Technology does have a dark side, and the Internet of Things (IOT) is no exception. When Caller ID was a new technology in the 1990s, it allowed companies to exclude poor communities or high-crime areas. Remote networked telematics brought roadside assistance to vehicles via OnStar—but also used it to disable ignitions on vehicles when buyers fell behind on payments.
Another key consideration is the “right” data used the “right” way, with appropriate controls. Automobile insurance and rental car driving patterns might sound like a good place to capture data on driver behavior, use and maintenance.
Progressive Insurance, for example, offers discounts to clients volunteering to share this data, yet the concept to adjust rental car prices for different drivers might be too intrusive if even anonymous data were used to discriminate against higher-risk renters.
IOT envisions capturing and interpreting data and pushing out predictive adjustments. However, there are risks associated with overstepping into privacy or customer tracking. Striking the right balance of enhancing customer experience in a secure manner while making financial sense is critical.
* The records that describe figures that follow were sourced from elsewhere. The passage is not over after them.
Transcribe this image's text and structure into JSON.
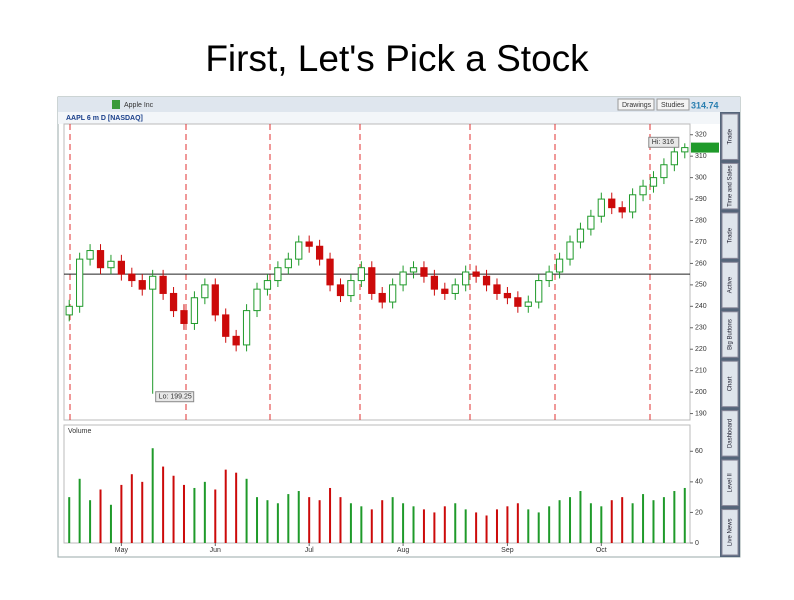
{
  "slide_title": "First, Let's Pick a Stock",
  "toolbar": {
    "company": "Apple Inc",
    "drawings": "Drawings",
    "studies": "Studies",
    "last": "314.74"
  },
  "side_tabs": [
    "Trade",
    "Time and Sales",
    "Trade",
    "Active",
    "Big Buttons",
    "Chart",
    "Dashboard",
    "Level II",
    "Live News"
  ],
  "chart_data": {
    "type": "candlestick",
    "title": "AAPL 6 m D [NASDAQ]",
    "volume_title": "Volume",
    "open": [
      236,
      240,
      262,
      266,
      258,
      261,
      255,
      252,
      248,
      254,
      246,
      238,
      232,
      244,
      250,
      236,
      226,
      222,
      238,
      248,
      252,
      258,
      262,
      270,
      268,
      262,
      250,
      245,
      252,
      258,
      246,
      242,
      250,
      256,
      258,
      254,
      248,
      246,
      250,
      256,
      254,
      250,
      246,
      244,
      240,
      242,
      252,
      256,
      262,
      270,
      276,
      282,
      290,
      286,
      284,
      292,
      296,
      300,
      306,
      312
    ],
    "high": [
      243,
      265,
      269,
      269,
      264,
      264,
      258,
      255,
      257,
      257,
      249,
      241,
      247,
      253,
      253,
      239,
      229,
      241,
      251,
      255,
      261,
      265,
      273,
      273,
      271,
      265,
      253,
      255,
      261,
      261,
      249,
      253,
      259,
      261,
      261,
      257,
      251,
      253,
      259,
      259,
      257,
      253,
      249,
      247,
      245,
      255,
      259,
      265,
      273,
      279,
      285,
      293,
      293,
      289,
      295,
      299,
      303,
      309,
      315,
      316
    ],
    "low": [
      233,
      237,
      259,
      255,
      255,
      252,
      249,
      245,
      199.25,
      243,
      235,
      229,
      229,
      241,
      233,
      223,
      219,
      219,
      235,
      245,
      249,
      255,
      259,
      265,
      259,
      247,
      242,
      242,
      249,
      243,
      239,
      239,
      247,
      253,
      251,
      245,
      243,
      243,
      247,
      251,
      247,
      243,
      241,
      237,
      237,
      239,
      249,
      253,
      259,
      267,
      273,
      279,
      283,
      281,
      281,
      289,
      293,
      297,
      303,
      309
    ],
    "close": [
      240,
      262,
      266,
      258,
      261,
      255,
      252,
      248,
      254,
      246,
      238,
      232,
      244,
      250,
      236,
      226,
      222,
      238,
      248,
      252,
      258,
      262,
      270,
      268,
      262,
      250,
      245,
      252,
      258,
      246,
      242,
      250,
      256,
      258,
      254,
      248,
      246,
      250,
      256,
      254,
      250,
      246,
      244,
      240,
      242,
      252,
      256,
      262,
      270,
      276,
      282,
      290,
      286,
      284,
      292,
      296,
      300,
      306,
      312,
      314
    ],
    "volume": [
      30,
      42,
      28,
      35,
      25,
      38,
      45,
      40,
      62,
      50,
      44,
      38,
      36,
      40,
      35,
      48,
      46,
      42,
      30,
      28,
      26,
      32,
      34,
      30,
      28,
      36,
      30,
      26,
      24,
      22,
      28,
      30,
      26,
      24,
      22,
      20,
      24,
      26,
      22,
      20,
      18,
      22,
      24,
      26,
      22,
      20,
      24,
      28,
      30,
      34,
      26,
      24,
      28,
      30,
      26,
      32,
      28,
      30,
      34,
      36
    ],
    "up_color": "#1f9a2a",
    "down_color": "#cc0a0a",
    "ylim": [
      187,
      325
    ],
    "yticks": [
      190,
      200,
      210,
      220,
      230,
      240,
      250,
      260,
      270,
      280,
      290,
      300,
      310,
      320
    ],
    "volume_ylim": [
      0,
      70
    ],
    "volume_yticks": [
      0,
      20,
      40,
      60
    ],
    "xticks": [
      {
        "value": 5,
        "label": "May"
      },
      {
        "value": 14,
        "label": "Jun"
      },
      {
        "value": 23,
        "label": "Jul"
      },
      {
        "value": 32,
        "label": "Aug"
      },
      {
        "value": 42,
        "label": "Sep"
      },
      {
        "value": 51,
        "label": "Oct"
      }
    ],
    "reference_line": 255,
    "annotations": {
      "high": "Hi: 316",
      "low": "Lo: 199.25"
    }
  }
}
Consider this framework for getting it right:
People, Processes and Technology
One useful exercise is a simple bar graph to evaluate the merits of any digital initiative. List the three primary areas of impact People, Processes and Technology on the x-axis. Then indicate the potential degree of change for each specific digital initiative on the y-axis as Low, Medium or High.
If all three areas are likely to produce a high degree of change, consider whether it’s too disruptive, with potential for a positive business breakthrough, and discuss possible risks. Conversely, a low degree of change may tell you that digital initiative benefits are not worth the effort. Look to quantify positive/negative consequences and any dependencies that rely on changes within the ecosystem of customers, partners, suppliers, repair or after-sale issues.
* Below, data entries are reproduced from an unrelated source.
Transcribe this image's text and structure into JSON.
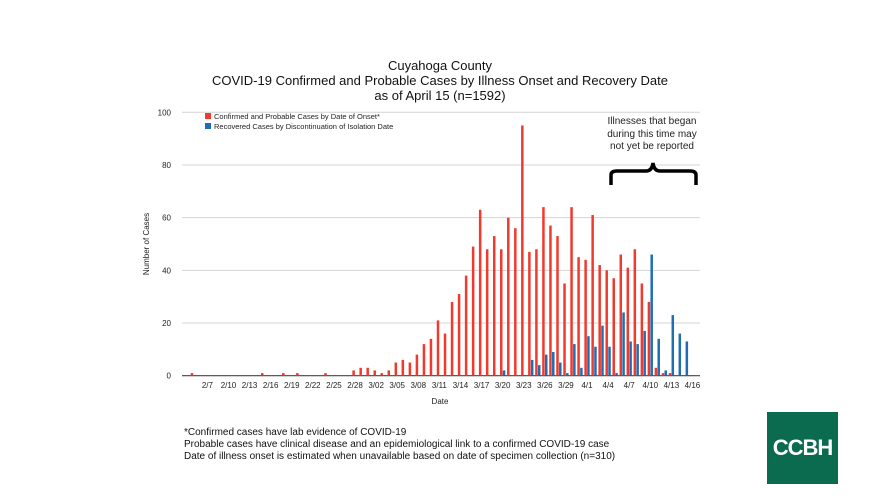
{
  "chart_data": {
    "type": "bar",
    "title_lines": [
      "Cuyahoga County",
      "COVID-19 Confirmed and Probable Cases by Illness Onset and Recovery Date",
      "as of April 15  (n=1592)"
    ],
    "xlabel": "Date",
    "ylabel": "Number of Cases",
    "ylim": [
      0,
      100
    ],
    "yticks": [
      0,
      20,
      40,
      60,
      80,
      100
    ],
    "xticks": [
      "2/7",
      "2/10",
      "2/13",
      "2/16",
      "2/19",
      "2/22",
      "2/25",
      "2/28",
      "3/02",
      "3/05",
      "3/08",
      "3/11",
      "3/14",
      "3/17",
      "3/20",
      "3/23",
      "3/26",
      "3/29",
      "4/1",
      "4/4",
      "4/7",
      "4/10",
      "4/13",
      "4/16"
    ],
    "grid": true,
    "legend_position": "top-left",
    "annotation": "Illnesses that began during this time may not yet be reported",
    "series": [
      {
        "name": "Confirmed and Probable Cases by Date of Onset*",
        "color": "#f03a2e",
        "points": [
          [
            "2/5",
            1
          ],
          [
            "2/15",
            1
          ],
          [
            "2/18",
            1
          ],
          [
            "2/20",
            1
          ],
          [
            "2/24",
            1
          ],
          [
            "2/28",
            2
          ],
          [
            "2/29",
            3
          ],
          [
            "3/1",
            3
          ],
          [
            "3/2",
            2
          ],
          [
            "3/3",
            1
          ],
          [
            "3/4",
            2
          ],
          [
            "3/5",
            5
          ],
          [
            "3/6",
            6
          ],
          [
            "3/7",
            5
          ],
          [
            "3/8",
            8
          ],
          [
            "3/9",
            12
          ],
          [
            "3/10",
            14
          ],
          [
            "3/11",
            21
          ],
          [
            "3/12",
            16
          ],
          [
            "3/13",
            28
          ],
          [
            "3/14",
            31
          ],
          [
            "3/15",
            38
          ],
          [
            "3/16",
            49
          ],
          [
            "3/17",
            63
          ],
          [
            "3/18",
            48
          ],
          [
            "3/19",
            53
          ],
          [
            "3/20",
            48
          ],
          [
            "3/21",
            60
          ],
          [
            "3/22",
            56
          ],
          [
            "3/23",
            95
          ],
          [
            "3/24",
            47
          ],
          [
            "3/25",
            48
          ],
          [
            "3/26",
            64
          ],
          [
            "3/27",
            57
          ],
          [
            "3/28",
            53
          ],
          [
            "3/29",
            35
          ],
          [
            "3/30",
            64
          ],
          [
            "3/31",
            45
          ],
          [
            "4/1",
            44
          ],
          [
            "4/2",
            61
          ],
          [
            "4/3",
            42
          ],
          [
            "4/4",
            40
          ],
          [
            "4/5",
            37
          ],
          [
            "4/6",
            46
          ],
          [
            "4/7",
            41
          ],
          [
            "4/8",
            48
          ],
          [
            "4/9",
            35
          ],
          [
            "4/10",
            28
          ],
          [
            "4/11",
            3
          ],
          [
            "4/12",
            1
          ],
          [
            "4/13",
            1
          ]
        ]
      },
      {
        "name": "Recovered Cases by Discontinuation of Isolation Date",
        "color": "#1f6db5",
        "points": [
          [
            "3/20",
            2
          ],
          [
            "3/24",
            6
          ],
          [
            "3/25",
            4
          ],
          [
            "3/26",
            8
          ],
          [
            "3/27",
            9
          ],
          [
            "3/28",
            5
          ],
          [
            "3/29",
            1
          ],
          [
            "3/30",
            12
          ],
          [
            "3/31",
            3
          ],
          [
            "4/1",
            15
          ],
          [
            "4/2",
            11
          ],
          [
            "4/3",
            19
          ],
          [
            "4/4",
            11
          ],
          [
            "4/5",
            1
          ],
          [
            "4/6",
            24
          ],
          [
            "4/7",
            13
          ],
          [
            "4/8",
            12
          ],
          [
            "4/9",
            17
          ],
          [
            "4/10",
            46
          ],
          [
            "4/11",
            14
          ],
          [
            "4/12",
            2
          ],
          [
            "4/13",
            23
          ],
          [
            "4/14",
            16
          ],
          [
            "4/15",
            13
          ]
        ]
      }
    ]
  },
  "footnotes": [
    "*Confirmed cases have lab evidence of COVID-19",
    "Probable cases have clinical disease and an epidemiological link to a confirmed COVID-19 case",
    "Date of illness onset is estimated when unavailable based on date of specimen collection (n=310)"
  ],
  "logo": {
    "text": "CCBH",
    "color": "#0b6b4e"
  }
}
And what are your competitors doing? Is yours a copycat move, an industry standard practice or a true innovation?
Further, data streams from IoT devices are commodities and are unlikely to be sustainable sources of revenue. The monetization of these data streams will come from contextualizing the vision by building use cases that match requirements with the list of objectives for events, processes and decisions and including the ecosystem of various stakeholders in a secure manner that transparently communicates to the end user the risk and benefits of sacrificing privacy.
“Pizza Tracker” clearly communicates changes and benefit. Just because a product sold well yesterday is no guarantee it will sell again tomorrow with an IOT sticker. But Domino’s stock is up 5000% since 2008, according to the Los Angeles Times. That’s a good answer to the question, “What’s in it for me?”